Writing for Edutopia, Rebecca Alber recommends that teachers learn to understand and recognize impacts of trauma and to understand that apparent refusal to comply might actually be a trauma-based response.

“When we ask students to do high-level tasks, such as problem solving or design thinking,” Alber says, “it’s nearly impossible if they are in a triggered state of fight, flight, or freeze. This trauma state may look like defiance or anger, and we may perceive this refusal as choice, but it is not necessarily so.”

Use Your Words

Some teachers are turning directly to scientists for advice. Dan Siegel, a well-known neurobiologist and author, offers tips through his agency, Mindsight. Mindsight teaches how to “name and tame” emotions to keep from getting overwhelmed. For example, Siegel suggests learning the difference between these two sentences:

  1. I am sad.
  2. I feel sad.

The first statement “is a kind of limited self-definition,” Siegel argues, while the second statement “suggests the ability to recognize and acknowledge a feeling, without being consumed by it.”

Encourage rather than simply praise

Word choice can be critical in trauma-informed instruction. Jody McVittie, a pediatrician who started Sound Discipline, based in Seattle, gives workshops for parents and teachers. She talks about the difference between praise and encouragement in a training called Building Resiliency. Instead of saying “Great Job,” which can trigger an emotional response but may not reinforce learning, a teacher or parent might say instead:

  • “I noticed that you wrote all of the letters of your name on the line and it was really easy to read.”
  • “I appreciate that you asked some insightful questions during our discussion about the Constitution today.”
  • “I know you can write a creative description of the book you read.”

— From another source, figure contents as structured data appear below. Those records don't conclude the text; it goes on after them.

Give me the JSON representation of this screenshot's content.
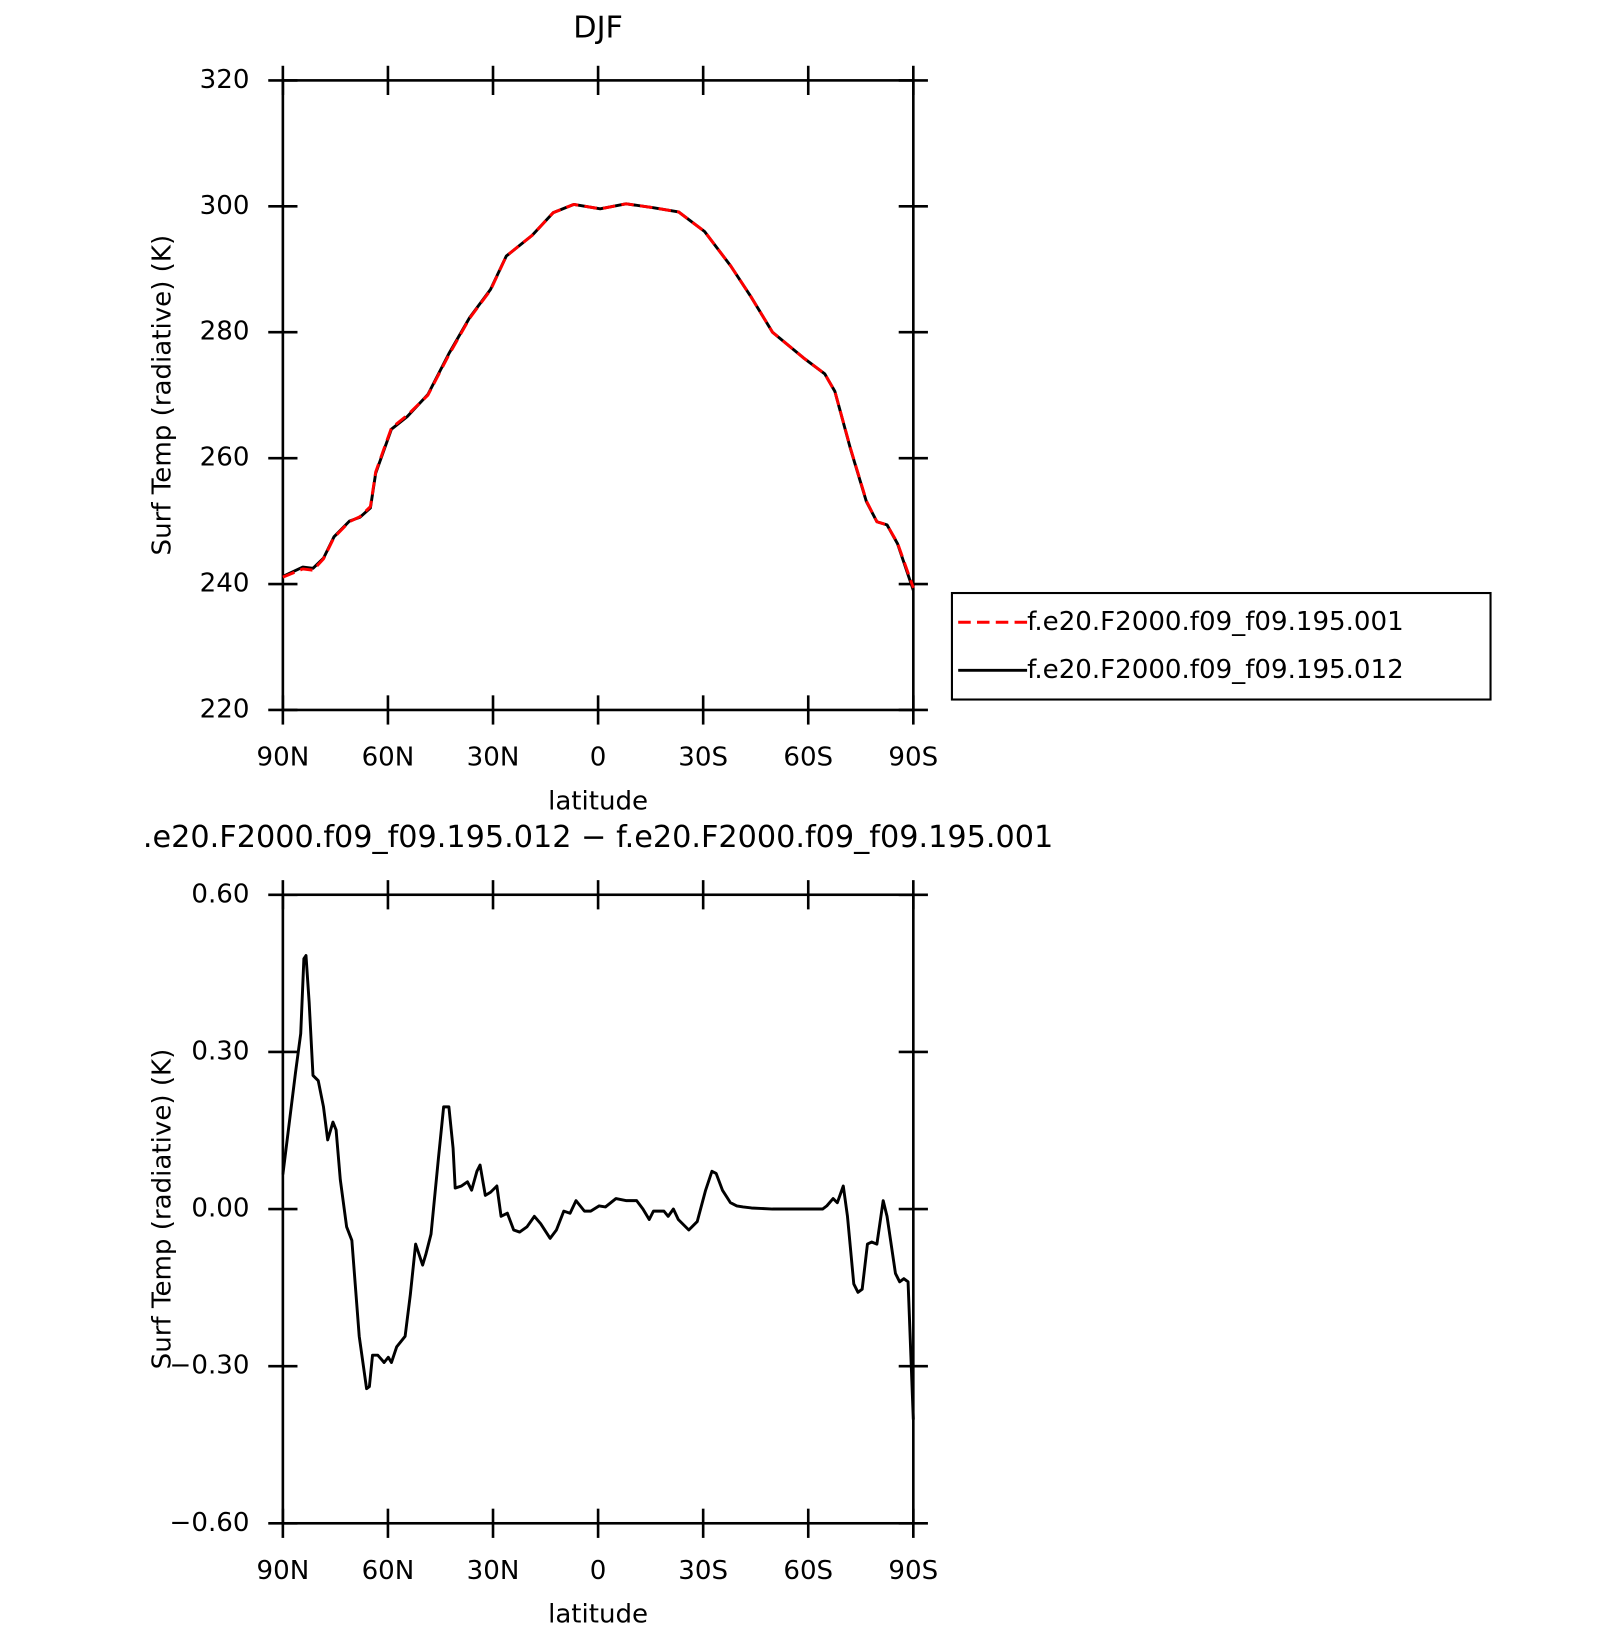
{
  "chart_data": [
    {
      "type": "line",
      "title": "DJF",
      "xlabel": "latitude",
      "ylabel": "Surf Temp (radiative) (K)",
      "x": [
        90,
        84.3,
        81.4,
        78.4,
        75.4,
        71,
        68,
        65,
        63.5,
        59,
        54.5,
        48.6,
        42.6,
        36.7,
        30.7,
        26.2,
        18.8,
        12.8,
        6.9,
        -0.6,
        -8,
        -15.5,
        -23,
        -30.4,
        -37.9,
        -43.8,
        -49.8,
        -58.7,
        -64.7,
        -67.6,
        -72.1,
        -76.6,
        -79.6,
        -82.5,
        -85.5,
        -90
      ],
      "series": [
        {
          "name": "f.e20.F2000.f09_f09.195.001",
          "color": "#ff0000",
          "dash": true,
          "values": [
            241.1,
            242.4,
            242.2,
            244,
            247.4,
            249.9,
            250.7,
            252.3,
            257.8,
            264.8,
            266.8,
            270,
            276.4,
            282.2,
            286.7,
            292.1,
            295.4,
            299,
            300.3,
            299.6,
            300.4,
            299.8,
            299.1,
            296,
            290.5,
            285.5,
            280,
            275.9,
            273.4,
            270.6,
            261.5,
            253.2,
            249.9,
            249.4,
            246.5,
            239.4
          ]
        },
        {
          "name": "f.e20.F2000.f09_f09.195.012",
          "color": "#000000",
          "dash": false,
          "values": [
            241.2,
            242.7,
            242.5,
            244.1,
            247.5,
            250,
            250.6,
            252.1,
            257.6,
            264.6,
            266.6,
            270.1,
            276.6,
            282.3,
            286.8,
            292.1,
            295.4,
            299,
            300.3,
            299.6,
            300.4,
            299.8,
            299.1,
            296,
            290.5,
            285.5,
            280,
            275.9,
            273.4,
            270.6,
            261.4,
            253.1,
            249.9,
            249.4,
            246.4,
            239.0
          ]
        }
      ],
      "xlim": [
        90,
        -90
      ],
      "xticks": [
        {
          "value": 90,
          "label": "90N"
        },
        {
          "value": 60,
          "label": "60N"
        },
        {
          "value": 30,
          "label": "30N"
        },
        0,
        {
          "value": -30,
          "label": "30S"
        },
        {
          "value": -60,
          "label": "60S"
        },
        {
          "value": -90,
          "label": "90S"
        }
      ],
      "ylim": [
        220,
        320
      ],
      "yticks": [
        220,
        240,
        260,
        280,
        300,
        320
      ],
      "legend": "right"
    },
    {
      "type": "line",
      "title": ".e20.F2000.f09_f09.195.012 − f.e20.F2000.f09_f09.195.001",
      "xlabel": "latitude",
      "ylabel": "Surf Temp (radiative) (K)",
      "x": [
        90,
        86.4,
        84.9,
        84.0,
        83.4,
        82.5,
        81.4,
        79.9,
        78.4,
        77.2,
        75.7,
        74.8,
        73.6,
        71.8,
        70.3,
        68.2,
        66.1,
        65.3,
        64.4,
        62.9,
        61.1,
        59.9,
        59.0,
        57.5,
        55.1,
        53.6,
        52.1,
        50.1,
        49.2,
        47.7,
        45.6,
        44.1,
        42.6,
        41.4,
        40.8,
        39.0,
        37.3,
        36.1,
        34.6,
        33.7,
        32.2,
        30.7,
        28.9,
        27.7,
        25.9,
        24.1,
        22.4,
        20.3,
        18.2,
        16.4,
        13.7,
        11.9,
        9.8,
        8.0,
        6.3,
        3.9,
        2.1,
        -0.3,
        -2.1,
        -5.1,
        -8.1,
        -11.0,
        -12.8,
        -14.6,
        -15.8,
        -18.8,
        -20.0,
        -21.5,
        -22.9,
        -25.9,
        -28.3,
        -30.7,
        -32.5,
        -33.7,
        -35.5,
        -37.8,
        -39.6,
        -41.4,
        -43.8,
        -49.8,
        -55.7,
        -64.1,
        -65.3,
        -67.1,
        -68.3,
        -70.0,
        -71.2,
        -73.0,
        -74.2,
        -75.4,
        -76.9,
        -78.1,
        -79.6,
        -81.4,
        -82.5,
        -84.9,
        -86.1,
        -87.3,
        -88.5,
        -90
      ],
      "series": [
        {
          "color": "#000000",
          "dash": false,
          "values": [
            0.066,
            0.26,
            0.335,
            0.478,
            0.484,
            0.395,
            0.255,
            0.245,
            0.195,
            0.132,
            0.166,
            0.151,
            0.056,
            -0.034,
            -0.06,
            -0.243,
            -0.343,
            -0.339,
            -0.279,
            -0.279,
            -0.293,
            -0.283,
            -0.293,
            -0.263,
            -0.243,
            -0.163,
            -0.067,
            -0.107,
            -0.087,
            -0.048,
            0.096,
            0.195,
            0.195,
            0.116,
            0.04,
            0.044,
            0.052,
            0.036,
            0.072,
            0.084,
            0.026,
            0.032,
            0.044,
            -0.014,
            -0.008,
            -0.04,
            -0.044,
            -0.034,
            -0.014,
            -0.028,
            -0.056,
            -0.04,
            -0.004,
            -0.008,
            0.016,
            -0.004,
            -0.004,
            0.006,
            0.004,
            0.02,
            0.016,
            0.016,
            0.0,
            -0.02,
            -0.004,
            -0.004,
            -0.014,
            0.0,
            -0.02,
            -0.04,
            -0.024,
            0.036,
            0.072,
            0.068,
            0.036,
            0.012,
            0.006,
            0.004,
            0.002,
            0.0,
            0.0,
            0.0,
            0.006,
            0.02,
            0.012,
            0.044,
            -0.014,
            -0.143,
            -0.159,
            -0.153,
            -0.067,
            -0.063,
            -0.067,
            0.016,
            -0.014,
            -0.123,
            -0.139,
            -0.133,
            -0.139,
            -0.402
          ]
        }
      ],
      "xlim": [
        90,
        -90
      ],
      "xticks": [
        {
          "value": 90,
          "label": "90N"
        },
        {
          "value": 60,
          "label": "60N"
        },
        {
          "value": 30,
          "label": "30N"
        },
        0,
        {
          "value": -30,
          "label": "30S"
        },
        {
          "value": -60,
          "label": "60S"
        },
        {
          "value": -90,
          "label": "90S"
        }
      ],
      "ylim": [
        -0.6,
        0.6
      ],
      "yticks": [
        {
          "value": -0.6,
          "label": "−0.60"
        },
        {
          "value": -0.3,
          "label": "−0.30"
        },
        {
          "value": 0,
          "label": "0.00"
        },
        {
          "value": 0.3,
          "label": "0.30"
        },
        {
          "value": 0.6,
          "label": "0.60"
        }
      ]
    }
  ]
}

The more specific the encouragement, McVittie says, the more the student will be encouraged to keep working on that expected behavior. Another of McVittie’s key concepts is “connection before correction” to help teachers create helpful relationships with students. An example she uses in her trainings:

A teenaged student tossed a soda can from across the room during class. A trauma-trained teacher pointed to the hallway, and the boy joined her there. Instead of directing him to the office, the teacher explained that she really enjoyed having him in class. She said that he contributed valuable questions. Then she asked why he thought he was in the hallway. He said it was because he threw the soda can. She asked, “What’s your plan?” His answer included apologies and decision-making about how to avoid the mistake again.

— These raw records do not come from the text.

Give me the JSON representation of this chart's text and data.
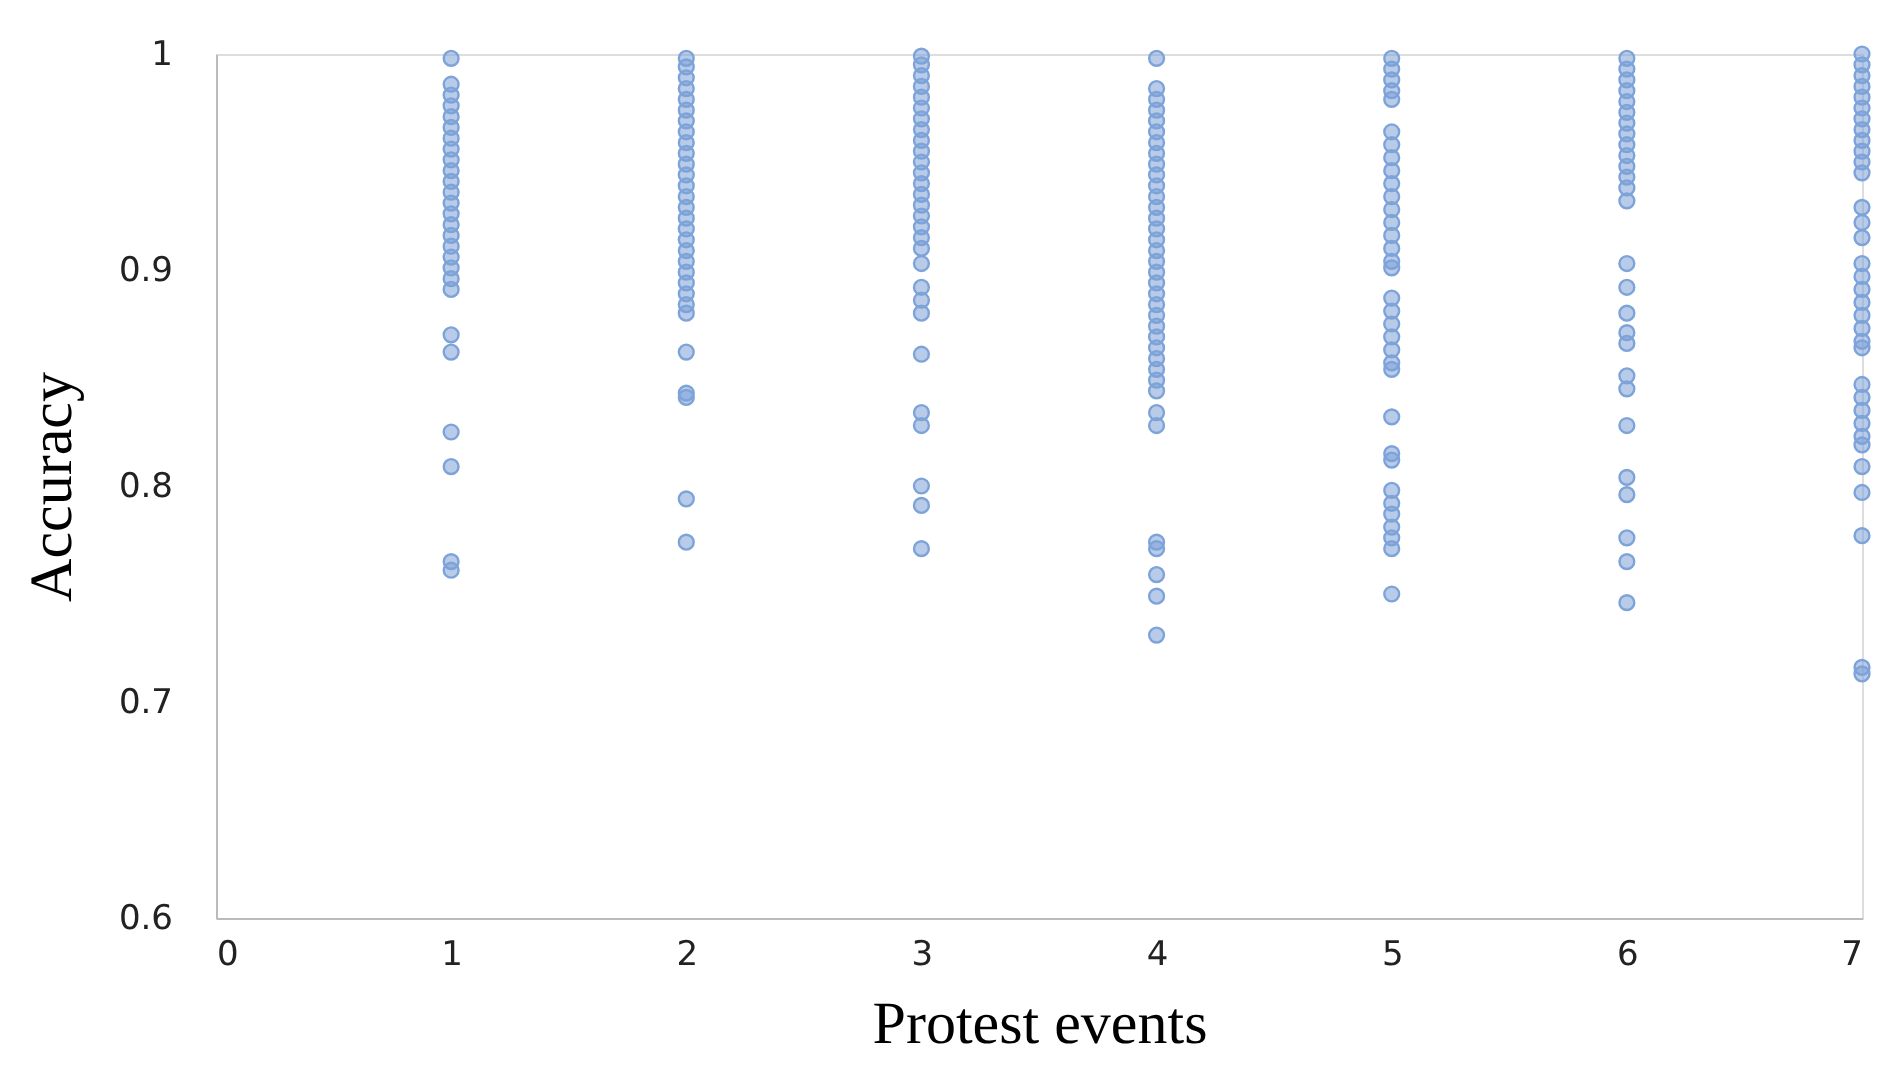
{
  "chart_data": {
    "type": "scatter",
    "xlabel": "Protest events",
    "ylabel": "Accuracy",
    "xlim": [
      0,
      7
    ],
    "xticks": [
      0,
      1,
      2,
      3,
      4,
      5,
      6,
      7
    ],
    "ylim": [
      0.6,
      1
    ],
    "yticks": [
      0.6,
      0.7,
      0.8,
      0.9,
      1
    ],
    "grid": false,
    "marker": "circle",
    "series": [
      {
        "color": "#7da3d8",
        "x": [
          1,
          1,
          1,
          1,
          1,
          1,
          1,
          1,
          1,
          1,
          1,
          1,
          1,
          1,
          1,
          1,
          1,
          1,
          1,
          1,
          1,
          1,
          1,
          1,
          1,
          1,
          1,
          2,
          2,
          2,
          2,
          2,
          2,
          2,
          2,
          2,
          2,
          2,
          2,
          2,
          2,
          2,
          2,
          2,
          2,
          2,
          2,
          2,
          2,
          2,
          2,
          2,
          2,
          2,
          2,
          2,
          2,
          3,
          3,
          3,
          3,
          3,
          3,
          3,
          3,
          3,
          3,
          3,
          3,
          3,
          3,
          3,
          3,
          3,
          3,
          3,
          3,
          3,
          3,
          3,
          3,
          3,
          3,
          3,
          3,
          3,
          4,
          4,
          4,
          4,
          4,
          4,
          4,
          4,
          4,
          4,
          4,
          4,
          4,
          4,
          4,
          4,
          4,
          4,
          4,
          4,
          4,
          4,
          4,
          4,
          4,
          4,
          4,
          4,
          4,
          4,
          4,
          4,
          4,
          4,
          4,
          4,
          4,
          5,
          5,
          5,
          5,
          5,
          5,
          5,
          5,
          5,
          5,
          5,
          5,
          5,
          5,
          5,
          5,
          5,
          5,
          5,
          5,
          5,
          5,
          5,
          5,
          5,
          5,
          5,
          5,
          5,
          5,
          5,
          5,
          5,
          5,
          6,
          6,
          6,
          6,
          6,
          6,
          6,
          6,
          6,
          6,
          6,
          6,
          6,
          6,
          6,
          6,
          6,
          6,
          6,
          6,
          6,
          6,
          6,
          6,
          6,
          6,
          6,
          7,
          7,
          7,
          7,
          7,
          7,
          7,
          7,
          7,
          7,
          7,
          7,
          7,
          7,
          7,
          7,
          7,
          7,
          7,
          7,
          7,
          7,
          7,
          7,
          7,
          7,
          7,
          7,
          7,
          7,
          7,
          7,
          7,
          7
        ],
        "values": [
          0.998,
          0.986,
          0.981,
          0.976,
          0.971,
          0.966,
          0.961,
          0.956,
          0.951,
          0.946,
          0.941,
          0.936,
          0.931,
          0.926,
          0.921,
          0.916,
          0.911,
          0.906,
          0.901,
          0.896,
          0.891,
          0.87,
          0.862,
          0.825,
          0.809,
          0.765,
          0.761,
          0.998,
          0.994,
          0.989,
          0.984,
          0.979,
          0.974,
          0.969,
          0.964,
          0.959,
          0.954,
          0.949,
          0.944,
          0.939,
          0.934,
          0.929,
          0.924,
          0.919,
          0.914,
          0.909,
          0.904,
          0.899,
          0.894,
          0.889,
          0.884,
          0.88,
          0.862,
          0.843,
          0.841,
          0.794,
          0.774,
          0.999,
          0.995,
          0.99,
          0.985,
          0.98,
          0.975,
          0.97,
          0.965,
          0.96,
          0.955,
          0.95,
          0.945,
          0.94,
          0.935,
          0.93,
          0.925,
          0.92,
          0.915,
          0.91,
          0.903,
          0.892,
          0.886,
          0.88,
          0.861,
          0.834,
          0.828,
          0.8,
          0.791,
          0.771,
          0.998,
          0.984,
          0.979,
          0.974,
          0.969,
          0.964,
          0.959,
          0.954,
          0.949,
          0.944,
          0.939,
          0.934,
          0.929,
          0.924,
          0.919,
          0.914,
          0.909,
          0.904,
          0.899,
          0.894,
          0.889,
          0.884,
          0.879,
          0.874,
          0.869,
          0.864,
          0.859,
          0.854,
          0.849,
          0.844,
          0.834,
          0.828,
          0.774,
          0.771,
          0.759,
          0.749,
          0.731,
          0.998,
          0.993,
          0.988,
          0.983,
          0.979,
          0.964,
          0.958,
          0.952,
          0.946,
          0.94,
          0.934,
          0.928,
          0.922,
          0.916,
          0.91,
          0.904,
          0.901,
          0.887,
          0.881,
          0.875,
          0.869,
          0.863,
          0.857,
          0.854,
          0.832,
          0.815,
          0.812,
          0.798,
          0.792,
          0.787,
          0.781,
          0.776,
          0.771,
          0.75,
          0.998,
          0.993,
          0.988,
          0.983,
          0.978,
          0.973,
          0.968,
          0.963,
          0.958,
          0.953,
          0.948,
          0.943,
          0.938,
          0.932,
          0.903,
          0.892,
          0.88,
          0.871,
          0.866,
          0.851,
          0.845,
          0.828,
          0.804,
          0.796,
          0.776,
          0.765,
          0.746,
          1.0,
          0.995,
          0.99,
          0.985,
          0.98,
          0.975,
          0.97,
          0.965,
          0.96,
          0.955,
          0.95,
          0.945,
          0.929,
          0.922,
          0.915,
          0.903,
          0.897,
          0.891,
          0.885,
          0.879,
          0.873,
          0.867,
          0.864,
          0.847,
          0.841,
          0.835,
          0.829,
          0.823,
          0.819,
          0.809,
          0.797,
          0.777,
          0.716,
          0.713
        ]
      }
    ]
  }
}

This story certainly could have ended differently, and McVittie encourages educators and parents to avoid a “Dignity Double-Bind,” where children experience shame instead of problem-solving:

“Make the child think,” she says, “by showing respect instead of giving orders to obey.”

A Self-Regulation Strategy for Right Now

Sometimes grace starts with self-care. Following is a breathing practice you can use right now to help your nervous system regulate. If you prefer, you can watch a short video from PAVE that demonstrates this technique: Stop and Settle with Five-Fingers Breath.

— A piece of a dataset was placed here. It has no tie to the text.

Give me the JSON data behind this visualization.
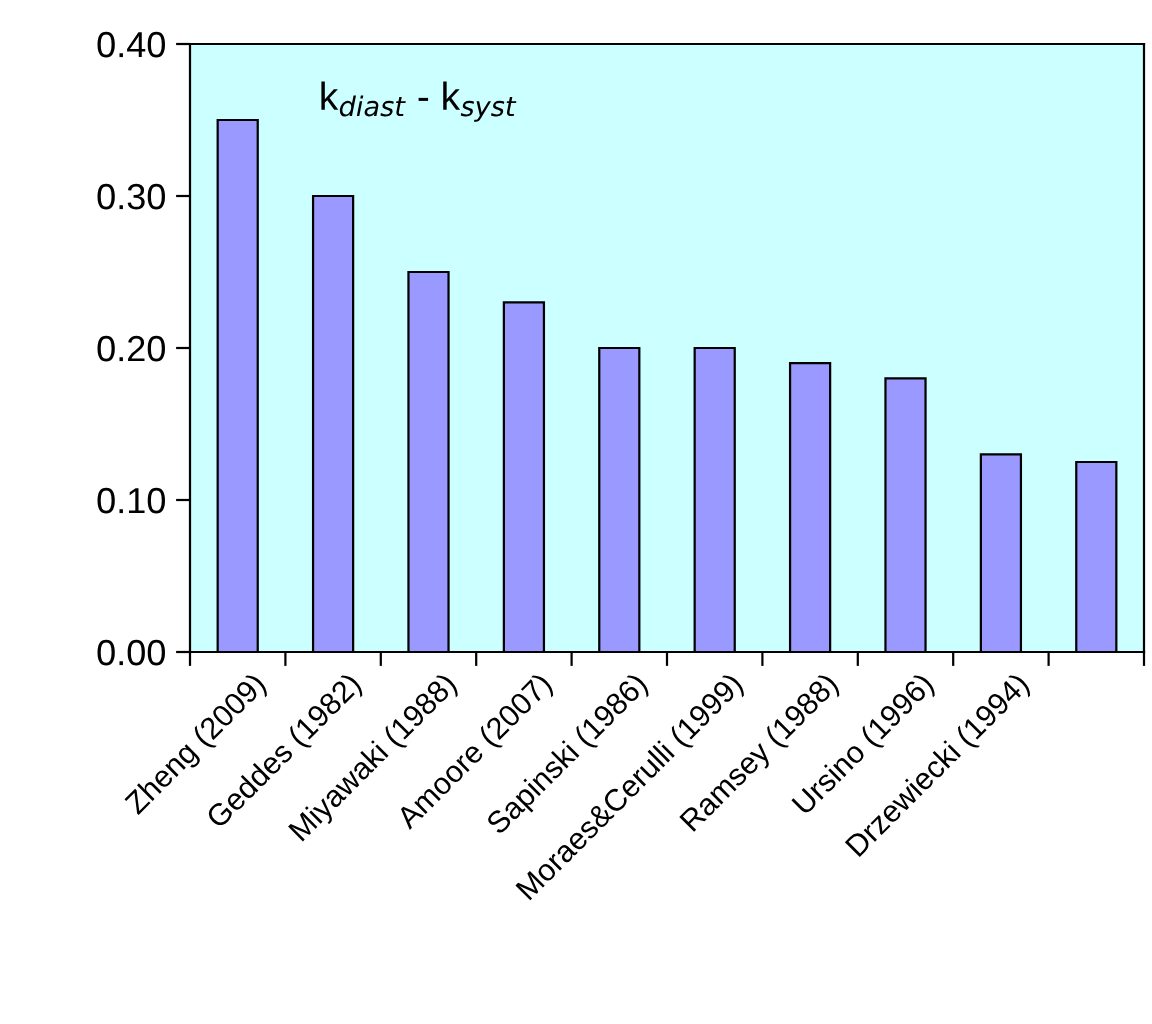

You will be breathing evenly as you trace the outline of your hand, giving your eyes and your mind something to focus on while you control your breath.

  • Hold up one hand, with your palm facing you.
  • Place the first finger of your other hand onto the bottom of your thumb.
  • As you breathe in, slide your finger up to the top of your thumb.
  • Breathing out, slide your finger into the valley between your thumb and first finger.
  • Breathing in, slide up your first finger. Breathing out, slide down the other side.
  • Continue following your breath up and down all your fingers.
  • When you breathe out down the outside edge of your pinkie, continue to exhale until you reach your elbow.
  • Notice how you feel. Allow your breath to find a natural pattern.

Now that you’ve learned this technique, you can share it with other family members!